1. Pull request should be small

We agreed to limit max 10 changed files in a single branch. Some teams went further to limit to 5. Small PR is easy to merge and resolve, and also easy to review. Effective code reviews mean it’s easier to maintain the SOLIDity and Clean-Code-ness of our codebase.

2. Develop in phases

What if a feature is so big, it changes 50 files? Then we split the development into smaller tasks that can be developed and merged independently. If some tasks are tightly-coupled with other tasks, we can employ release toggle (more on this later).

3. Pull request should be forward-and-backward-compatible

New codes should be able to safely interact with old data or API. The opposite should also apply: old codes should be able to safely interact with new data/API. This is common sense, but it’s easier to do and verify this in a smaller context.

4. Yes, merge unfinished feature to the main branch

Ideally, a branch should live only 3 days at max. We merge them as soon as possible, even if the code is marked inactive with an OFF flag using a release toggle. Meanwhile, our high-coverage of unit tests and end-to-end integration tests are safeguarding all these changes to make sure existing behaviors are not breaking.

5. The main branch should be deployable at anytime safely

Every PR merge to the trunk branch should be a safe merge. It should not introduce new CI/CD pipeline errors and should pass all the automated tests. Once a production deployment release is set, we should never cherry-pick any commits to the release branch directly. This is dangerous (and evil).

Release toggle

I personally hate toggles because they add complexity to our codes. They add more paths and permutations to our system flows. But when we develop in phases, release toggles are our friends (with a love-and-hate relationship).

1. Release toggle is temporary

Release toggle is different than feature toggle. Feature toggle is forever. It belongs to the product and business team for business decisions. But engineering’s release toggle is temporary. We use them to manage development phases, for staged rollout.

2. Always toggle OFF unsafe codes

When we have more than one branch, always toggle off unsafe code so they can be merged safely to main. When unsafe code runs in production (failed to be toggled off), this means an incident.

3. Toggle should be OFF by default

By default, the toggle value should be false. False means off and safe. True means the feature is alive in the production environment and impacting users.

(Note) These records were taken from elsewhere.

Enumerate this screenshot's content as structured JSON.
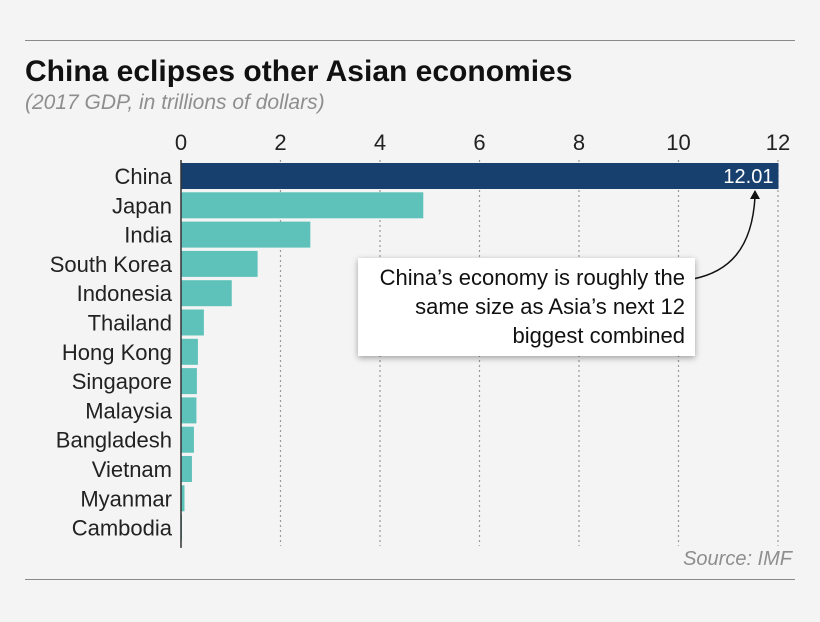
{
  "title": "China eclipses other Asian economies",
  "subtitle": "(2017 GDP, in trillions of dollars)",
  "source": "Source: IMF",
  "annotation": "China’s economy is roughly the same size as Asia’s next 12 biggest combined",
  "colors": {
    "highlight": "#18406e",
    "bar": "#5ec2ba",
    "gridline": "#9a9a9a",
    "axis": "#333333"
  },
  "chart_data": {
    "type": "bar",
    "orientation": "horizontal",
    "categories": [
      "China",
      "Japan",
      "India",
      "South Korea",
      "Indonesia",
      "Thailand",
      "Hong Kong",
      "Singapore",
      "Malaysia",
      "Bangladesh",
      "Vietnam",
      "Myanmar",
      "Cambodia"
    ],
    "values": [
      12.01,
      4.87,
      2.6,
      1.54,
      1.02,
      0.46,
      0.34,
      0.32,
      0.31,
      0.26,
      0.22,
      0.07,
      0.02
    ],
    "data_labels": [
      {
        "category": "China",
        "text": "12.01"
      }
    ],
    "xlim": [
      0,
      12
    ],
    "xticks": [
      "0",
      "2",
      "4",
      "6",
      "8",
      "10",
      "12"
    ],
    "xaxis_position": "top",
    "grid": "vertical dotted",
    "legend": "none"
  }
}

4. Don’t forget to clean up the release toggles

Since release toggles are temporary, we should never forget to remove them after a feature is fully alive in production. We should put the cleanup tasks as part of the epic development task.

5. Where to put toggles?

Both feature and release toggles should be placed in our Toggle microservice. It’s a universal service providing quick set-and-get toggle info for the whole Bukalapak. This way, all toggles are registered and visible in a single source of truth.

Preproduction Server

Since now the true source code is always closer to the main branch, there’s no point in maintaining multiple staging servers. Now for each microservice, we have only one preproduction server. Everything is there (like a singularity), and its environment is set to be as similar to the production environment.

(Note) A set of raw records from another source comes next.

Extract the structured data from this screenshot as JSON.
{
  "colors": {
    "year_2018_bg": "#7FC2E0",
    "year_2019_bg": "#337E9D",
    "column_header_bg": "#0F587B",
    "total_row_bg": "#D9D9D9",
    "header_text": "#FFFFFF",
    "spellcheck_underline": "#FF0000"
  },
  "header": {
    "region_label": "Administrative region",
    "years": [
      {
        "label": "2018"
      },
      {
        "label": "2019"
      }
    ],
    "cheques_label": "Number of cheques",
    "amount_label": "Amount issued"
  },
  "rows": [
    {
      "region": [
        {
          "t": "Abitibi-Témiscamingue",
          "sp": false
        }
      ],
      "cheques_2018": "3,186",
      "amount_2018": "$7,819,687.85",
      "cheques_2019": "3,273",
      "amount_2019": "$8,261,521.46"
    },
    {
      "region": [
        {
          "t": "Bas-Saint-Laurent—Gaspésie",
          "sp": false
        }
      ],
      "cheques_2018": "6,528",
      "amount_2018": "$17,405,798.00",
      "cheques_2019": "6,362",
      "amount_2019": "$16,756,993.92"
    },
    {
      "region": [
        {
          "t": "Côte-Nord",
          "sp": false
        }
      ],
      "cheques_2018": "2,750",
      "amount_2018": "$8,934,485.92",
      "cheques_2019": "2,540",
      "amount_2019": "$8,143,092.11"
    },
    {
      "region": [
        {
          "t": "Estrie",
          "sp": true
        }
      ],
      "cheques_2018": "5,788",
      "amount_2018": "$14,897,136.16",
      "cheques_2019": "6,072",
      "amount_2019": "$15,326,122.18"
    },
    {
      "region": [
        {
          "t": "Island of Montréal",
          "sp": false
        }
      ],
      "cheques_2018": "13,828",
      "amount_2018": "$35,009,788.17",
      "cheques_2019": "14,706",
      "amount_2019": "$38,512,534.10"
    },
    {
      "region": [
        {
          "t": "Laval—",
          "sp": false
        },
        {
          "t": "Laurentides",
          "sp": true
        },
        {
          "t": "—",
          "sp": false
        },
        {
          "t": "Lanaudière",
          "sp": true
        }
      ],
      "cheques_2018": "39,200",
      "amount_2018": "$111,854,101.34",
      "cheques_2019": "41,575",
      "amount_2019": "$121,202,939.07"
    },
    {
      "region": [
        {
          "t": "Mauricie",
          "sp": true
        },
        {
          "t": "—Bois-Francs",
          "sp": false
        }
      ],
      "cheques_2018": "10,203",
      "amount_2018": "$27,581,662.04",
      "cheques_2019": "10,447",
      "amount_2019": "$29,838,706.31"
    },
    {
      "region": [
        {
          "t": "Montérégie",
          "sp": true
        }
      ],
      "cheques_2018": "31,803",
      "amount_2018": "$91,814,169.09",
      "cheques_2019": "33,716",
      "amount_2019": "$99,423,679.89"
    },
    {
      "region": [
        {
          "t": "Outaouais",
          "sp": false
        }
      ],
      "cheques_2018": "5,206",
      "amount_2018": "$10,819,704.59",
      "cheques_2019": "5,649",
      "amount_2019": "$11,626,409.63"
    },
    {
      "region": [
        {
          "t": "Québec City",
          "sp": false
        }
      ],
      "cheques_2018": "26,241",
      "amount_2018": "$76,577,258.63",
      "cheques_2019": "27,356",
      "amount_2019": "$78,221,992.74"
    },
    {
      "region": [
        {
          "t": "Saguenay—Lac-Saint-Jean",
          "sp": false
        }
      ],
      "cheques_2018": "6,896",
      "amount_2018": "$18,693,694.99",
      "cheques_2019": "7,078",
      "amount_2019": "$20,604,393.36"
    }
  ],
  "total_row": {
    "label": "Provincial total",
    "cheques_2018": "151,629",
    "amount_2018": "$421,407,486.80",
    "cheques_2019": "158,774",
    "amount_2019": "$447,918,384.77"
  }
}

1. Preproduction = main branch

Every time a branch is merged to main, it will trigger a deployment pipeline to the preproduction server. Unless it’s a matter of life and death, we don’t deploy other branches to preproduction. If a merge causing the main to be broken, then it is intended to have the preproduction broken right away.

2. Preproduction is stable for testing

Since preproduction always contains the latest “safe” main branch, the test engineering team can always assume the preproduction is safe. Since it’s almost similar to the production environment, all QA (quality assurance) operations can be performed there — like automated end-to-end tests, or the manual/exploratory tests (yeah, not everything can be automated, like OTP (one-time password) test), or user acceptance test with the business team.

This “guideline” is by no means complete. As we overcome new challenges in the future, we’re going to update this guideline along the way. Finally, quoting from my spiritual belief leader, as an engineer we should always strive “to boldly go where no one has gone before!”